System.out.println("Releasing semaphore !");
sema.release();
System.out.println("End adding childs !");
}
});
try {
System.out.println("Acquiring semaphore !");
sema.acquire();
}
catch (InterruptedException e) {
e.printStackTrace();
}
}
Unfortunately this doesn't work either !!! :-(
The transaction context is bound to the thread. So the code in the spawned thread doesn't run in the same transaction context as the code in the initial thread. So, due to transaction isolation (the I in ACID), the spawned thread doesn't see what the initial thread's transaction is inserting in the database.
You can bind Spring transaction to a new thread, to run transactions & Hibernate/JPA access in it. But this has to be a different TX and JPA/HB session from other threads.

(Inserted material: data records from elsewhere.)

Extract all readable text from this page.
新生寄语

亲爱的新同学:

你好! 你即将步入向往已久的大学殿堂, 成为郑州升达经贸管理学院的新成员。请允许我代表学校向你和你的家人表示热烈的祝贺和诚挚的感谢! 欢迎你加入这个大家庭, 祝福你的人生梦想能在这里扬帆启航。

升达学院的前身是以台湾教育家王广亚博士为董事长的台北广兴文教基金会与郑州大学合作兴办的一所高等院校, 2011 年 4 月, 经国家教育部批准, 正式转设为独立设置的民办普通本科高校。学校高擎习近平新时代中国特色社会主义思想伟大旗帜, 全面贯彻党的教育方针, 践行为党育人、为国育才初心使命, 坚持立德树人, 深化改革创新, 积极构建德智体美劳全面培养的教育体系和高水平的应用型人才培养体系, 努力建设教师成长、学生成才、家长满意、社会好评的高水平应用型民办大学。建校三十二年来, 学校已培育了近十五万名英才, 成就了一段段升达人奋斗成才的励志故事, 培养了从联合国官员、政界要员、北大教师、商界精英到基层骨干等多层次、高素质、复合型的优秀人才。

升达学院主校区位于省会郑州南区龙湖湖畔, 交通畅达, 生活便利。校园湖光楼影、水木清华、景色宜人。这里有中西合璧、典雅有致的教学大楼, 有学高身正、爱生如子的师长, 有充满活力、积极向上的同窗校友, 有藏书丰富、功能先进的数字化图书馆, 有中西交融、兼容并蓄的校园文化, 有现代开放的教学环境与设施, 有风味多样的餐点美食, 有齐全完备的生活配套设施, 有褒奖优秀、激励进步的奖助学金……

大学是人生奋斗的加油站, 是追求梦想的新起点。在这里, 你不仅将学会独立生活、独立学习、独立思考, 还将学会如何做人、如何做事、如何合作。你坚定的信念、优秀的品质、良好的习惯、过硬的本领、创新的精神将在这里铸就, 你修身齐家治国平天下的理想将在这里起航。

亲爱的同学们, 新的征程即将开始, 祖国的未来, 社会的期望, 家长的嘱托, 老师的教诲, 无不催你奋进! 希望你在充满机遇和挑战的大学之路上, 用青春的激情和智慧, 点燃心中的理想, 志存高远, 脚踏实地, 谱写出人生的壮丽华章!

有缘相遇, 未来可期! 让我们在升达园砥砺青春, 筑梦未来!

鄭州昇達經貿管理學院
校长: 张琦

Spring code for OpenSessionInViewFilter, is a reasonable an example of how to bind Hibernate session to Spring's TX management. You can strip this down to fairly minimal code.
See:
org.springframework.orm.hibernate3.support.OpenSessionInViewFilter
OpenSessionInViewFilter.doFilterInternal() -- this is where it actually binds it
TransactionSynchronizationManager.bindResource()
TransactionSynchronizationManager.unbindResource()
TransactionSynchronizationManager.getResource()
In one project (IIRC) I wrapped this functionality into a 'ServerThreadHb' class, to setup & save previous thread-bindings on construction -- with a restore() method to be called in a finally block, to restore previous bindings.
For your posted code sample, there isn't much point in running work on a separate thread -- since you synchronously wait for the work to be done. However I assume you were planning to remove that constraint & extend that functionality.